Йама ощутил холодок предчувствия. Приемный отец отправил его в Из, чтобы он сделался учеником в Департаменте Туземных Проблем, том самом, с которым он подрядился теперь сражаться. Йаме удалось сбежать от префекта Корина, которому эдил его вверил, однако в сердце Йамы никогда не исчезал страх, что префект Корин, человек холодный, безжалостный и непреклонный, снова его отыщет.

— Это скорее напоминает мне угрозу, а не пророчество, — заметил Йама.

— Тебе не обязательно давать ответ прямо сейчас, но ответить нужно раньше, чем откроются утром Ворота Двойной Славы. Хорошо все обдумай и помни: я тебе друг.

— Будущее туманно, но ты можешь быть уверен, я выполню те обязанности, ради которых нас с Таморой наняли.

— Если ты будешь действовать как простой наемник — этого недостаточно, — сказал Сайл. — Ты и сам это знаешь. Я как друг прошу тебя нам помочь. Я не отвечаю за то, что случится с тобой, если ты откажешься.

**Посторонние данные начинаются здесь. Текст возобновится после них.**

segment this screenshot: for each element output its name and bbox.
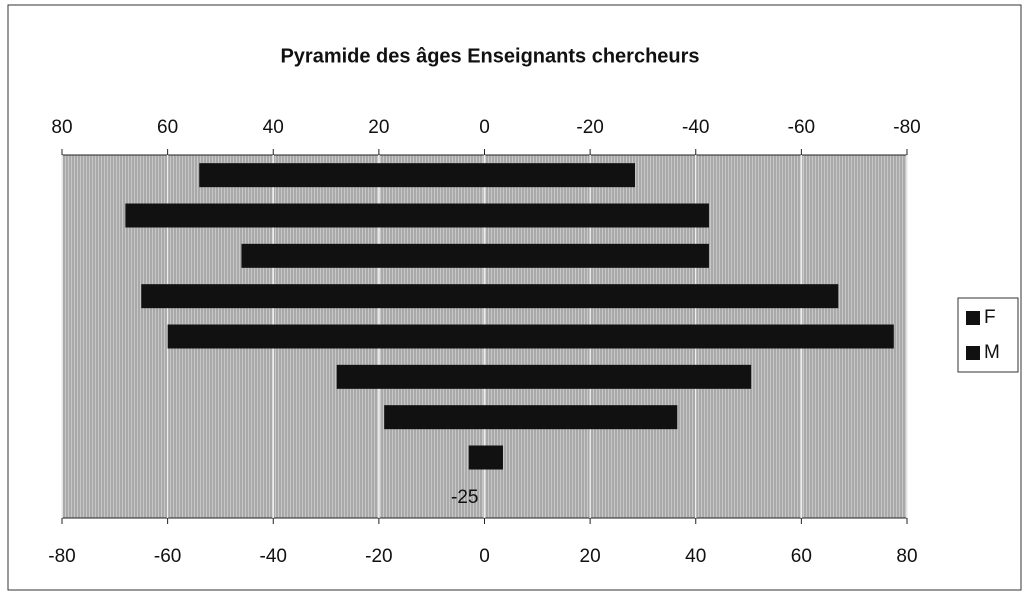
x2-tick-label: -40 <box>682 117 709 138</box>
bar <box>125 203 485 228</box>
legend-label: F <box>984 307 996 328</box>
x2-tick-label: -80 <box>893 117 920 138</box>
bar <box>167 324 485 349</box>
x-tick-label: -20 <box>365 546 392 567</box>
bar <box>336 364 485 389</box>
bar <box>241 243 485 268</box>
bar <box>484 203 709 228</box>
x2-tick-label: 80 <box>51 117 72 138</box>
legend-swatch <box>966 311 980 325</box>
x-tick-label: 80 <box>896 546 917 567</box>
bar <box>484 445 503 470</box>
x-tick-label: 0 <box>479 546 490 567</box>
x2-tick-label: -60 <box>788 117 815 138</box>
bar <box>199 163 485 188</box>
x-tick-label: -80 <box>48 546 75 567</box>
x2-tick-label: 40 <box>263 117 284 138</box>
x2-tick-label: 20 <box>368 117 389 138</box>
bar <box>484 243 709 268</box>
x2-tick-label: 0 <box>479 117 490 138</box>
bar <box>141 284 485 309</box>
x-tick-label: -60 <box>154 546 181 567</box>
bar <box>484 324 894 349</box>
bar <box>484 284 839 309</box>
x-tick-label: 40 <box>685 546 706 567</box>
x2-tick-label: 60 <box>157 117 178 138</box>
x-tick-label: -40 <box>260 546 287 567</box>
bar <box>384 405 485 430</box>
bar <box>484 163 636 188</box>
legend-label: M <box>984 342 1000 363</box>
chart-title: Pyramide des âges Enseignants chercheurs <box>280 45 699 67</box>
x-tick-label: 60 <box>791 546 812 567</box>
bar <box>484 405 678 430</box>
bar <box>468 445 485 470</box>
x2-tick-label: -20 <box>576 117 603 138</box>
y-tick-label: -25 <box>451 487 478 508</box>
x-tick-label: 20 <box>580 546 601 567</box>
bar <box>484 364 752 389</box>
legend-swatch <box>966 346 980 360</box>
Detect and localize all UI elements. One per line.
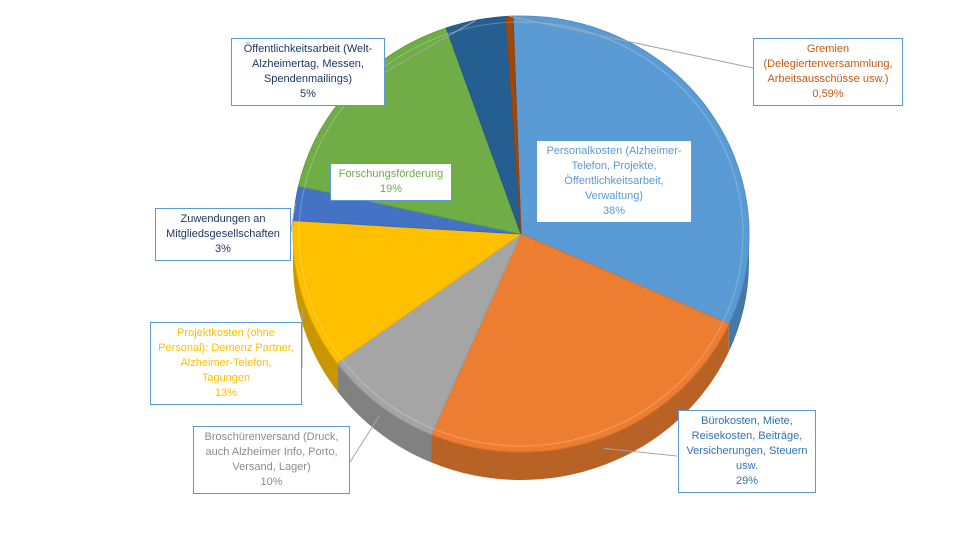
callout-zuwendungen: Zuwendungen an Mitgliedsgesellschaften 3… (155, 208, 291, 261)
slice-label: Forschungsförderung (338, 168, 444, 180)
slice-label: Broschürenversand (Druck, auch Alzheimer… (204, 431, 339, 473)
leader-line (349, 415, 380, 463)
leader-line (384, 19, 476, 73)
slice-side (293, 237, 338, 391)
callout-buerokosten: Bürokosten, Miete, Reisekosten, Beiträge… (678, 410, 816, 493)
pie-slice (505, 15, 522, 235)
callout-oeffentlichkeitsarbeit: Öffentlichkeitsarbeit (Welt-Alzheimertag… (231, 38, 385, 106)
slice-percent: 29% (735, 475, 759, 487)
pie-slice (336, 232, 523, 436)
slice-label: Gremien (Delegiertenversammlung, Arbeits… (763, 43, 893, 85)
slice-side (728, 235, 749, 352)
leader-line (290, 203, 296, 233)
leader-line (603, 447, 678, 457)
slice-percent: 38% (602, 205, 626, 217)
callout-broschuerenversand: Broschürenversand (Druck, auch Alzheimer… (193, 426, 350, 494)
slice-side (337, 362, 432, 463)
slice-label: Öffentlichkeitsarbeit (Welt-Alzheimertag… (243, 43, 373, 85)
slice-percent: 5% (300, 88, 316, 100)
callout-personalkosten: Personalkosten (Alzheimer-Telefon, Proje… (536, 140, 692, 223)
slice-percent: 19% (379, 183, 403, 195)
slice-label: Projektkosten (ohne Personal): Demenz Pa… (158, 327, 294, 384)
pie-slice (430, 233, 730, 453)
slice-percent: 10% (260, 476, 283, 488)
callout-forschungsfoerderung: Forschungsförderung 19% (330, 163, 452, 201)
slice-percent: 13% (214, 387, 238, 399)
slice-side (431, 323, 729, 481)
callout-gremien: Gremien (Delegiertenversammlung, Arbeits… (753, 38, 903, 106)
slice-percent: 3% (215, 243, 231, 255)
pie-highlight (298, 21, 744, 447)
slice-percent: 0,59% (812, 88, 844, 100)
leader-line (509, 15, 754, 69)
slice-label: Bürokosten, Miete, Reisekosten, Beiträge… (686, 415, 808, 472)
slice-label: Zuwendungen an Mitgliedsgesellschaften (166, 213, 280, 240)
callout-projektkosten: Projektkosten (ohne Personal): Demenz Pa… (150, 322, 302, 405)
slice-label: Personalkosten (Alzheimer-Telefon, Proje… (546, 145, 682, 202)
pie-slice (292, 220, 523, 364)
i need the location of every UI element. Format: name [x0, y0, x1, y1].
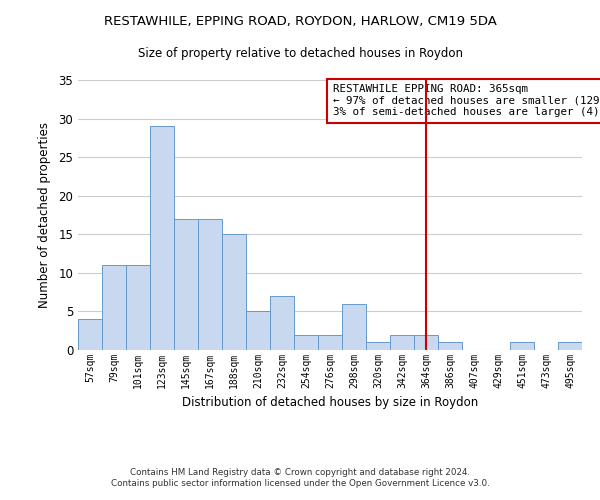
Bar	[558, 342, 582, 350]
Bar	[222, 234, 246, 350]
Y-axis label: Number of detached properties: Number of detached properties	[38, 122, 52, 308]
Bar	[270, 296, 294, 350]
Bar	[342, 304, 366, 350]
Text: Contains HM Land Registry data © Crown copyright and database right 2024.
Contai: Contains HM Land Registry data © Crown c…	[110, 468, 490, 487]
Bar	[438, 342, 462, 350]
Bar	[126, 265, 150, 350]
Bar	[174, 219, 198, 350]
Bar	[318, 334, 342, 350]
Bar	[366, 342, 390, 350]
X-axis label: Distribution of detached houses by size in Roydon: Distribution of detached houses by size …	[182, 396, 478, 409]
Bar	[414, 334, 438, 350]
Text: RESTAWHILE EPPING ROAD: 365sqm
← 97% of detached houses are smaller (129)
3% of : RESTAWHILE EPPING ROAD: 365sqm ← 97% of …	[332, 84, 600, 117]
Bar	[198, 219, 222, 350]
Bar	[510, 342, 534, 350]
Bar	[78, 319, 102, 350]
Bar	[246, 312, 270, 350]
Text: RESTAWHILE, EPPING ROAD, ROYDON, HARLOW, CM19 5DA: RESTAWHILE, EPPING ROAD, ROYDON, HARLOW,…	[104, 15, 496, 28]
Text: Size of property relative to detached houses in Roydon: Size of property relative to detached ho…	[137, 48, 463, 60]
Bar	[102, 265, 126, 350]
Bar	[150, 126, 174, 350]
Bar	[294, 334, 318, 350]
Bar	[390, 334, 414, 350]
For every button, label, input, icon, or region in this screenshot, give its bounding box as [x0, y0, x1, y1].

Йама хотел спросить, что он имеет в виду, но Сайл вдруг указал на лежащий внизу город:

— Посмотри! Как ярко она горит!

Над домами, улицами и площадями бесконечного города взлетали ракеты, их красные, зеленые и золотые хвосты росчерками делили высокое небо, где они взрывались невероятными цветами, чьи лепестки пестрыми облачками опадали вниз, рассыпаясь меркнувшими искрами, а новые ракеты уносились ввысь, рассекая увядающие букеты. Чуть погодя раздалось чмоканье взрывов, словно на сковородке лопались кукурузные зерна.

Йама вспомнил о Дафне. Разум ее напоминал это ночное небо: в нем постоянно вспыхивали и гасли искры. Холодный ветер принес слабые звуки далеких труб и барабанов, веселые голоса, песни. Ракеты взрывались метров на сто ниже помоста, где стояли Сайл и Йама, дымные арки их траекторий завершались золотым дождем медленно гаснущих искр. Из расщелины в скальном фронтоне вырвалась стая летучих мышей, будто облачко черных снежинок они запорхали в ночи на фоне красноватой спирали Ока Хранителей.